Group Deputy Chief Executive Jamal Bin Ghalaita, speaking at the launch of new gold-related products, said he expected the bank to book lower provisions in the consumer banking segment next year.
“We are always going to be conservative in terms of underwriting,” Ghalaita told reporters.
“Next year, provisioning will be coming down generally,” he said, adding that provisions in the consumer banking segment had dropped by half in the third quarter from the first quarter of 2010.
The bank said in October that its third-quarter profit tumbled 60 percent after a spike in bad loans and a provision for its exposure to debt-laden conglomerate Dubai World.
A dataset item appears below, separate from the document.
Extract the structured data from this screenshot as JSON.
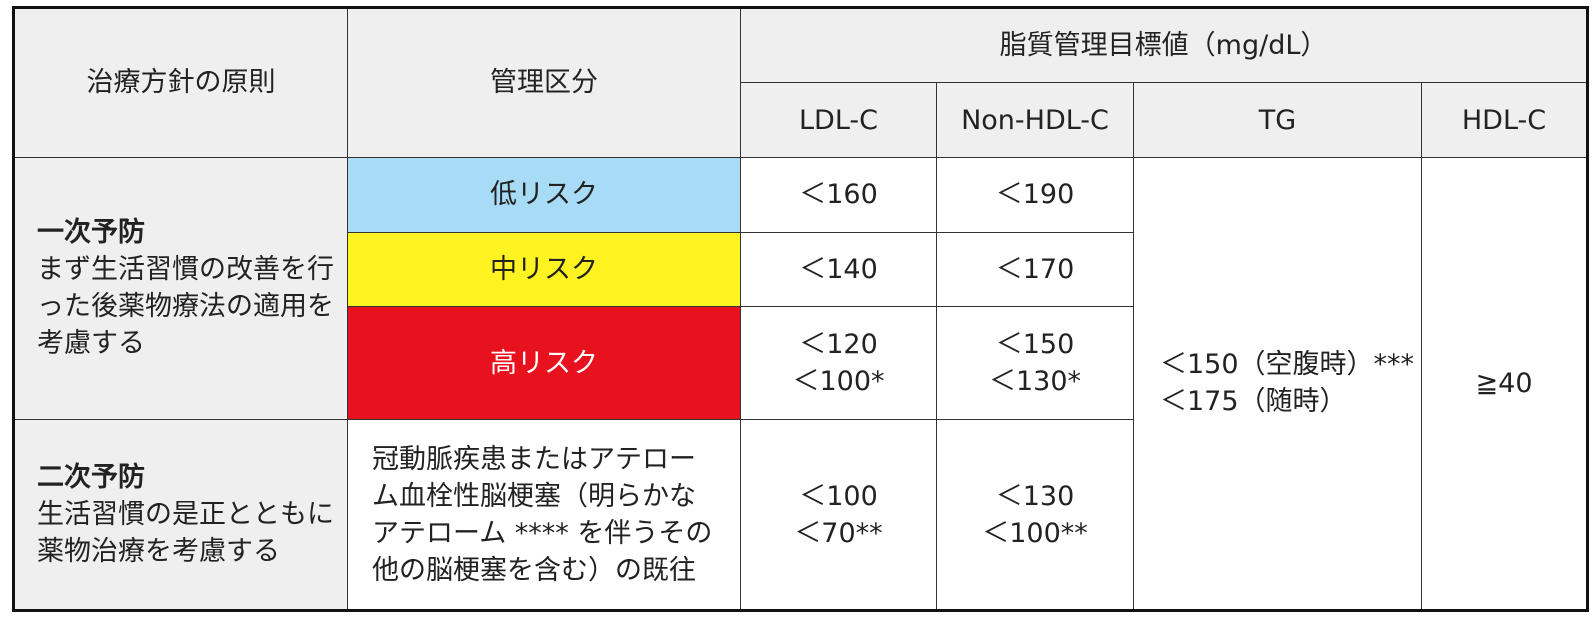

It did not provide exact figures, but said it booked nearly 3 billion dirhams in impairment allowances in the first nine months of this year. Emirates NBD announced at the event that it was expanding its gold-related products and services for retail and business customers.
Investors have flocked to gold as a safe haven, bidding it up to record highs, driven by fund-buying ahead of the year-end and a resurgence in risk aversion stemming from Europe’s deepening debt crisis and uncertainties over the global economy.
Gary Dugan, chief investment officer in the private banking division at Emirates NBD, said gold prices could hit $1500 in the next three to six months, and possibly $1600 by the end of next year.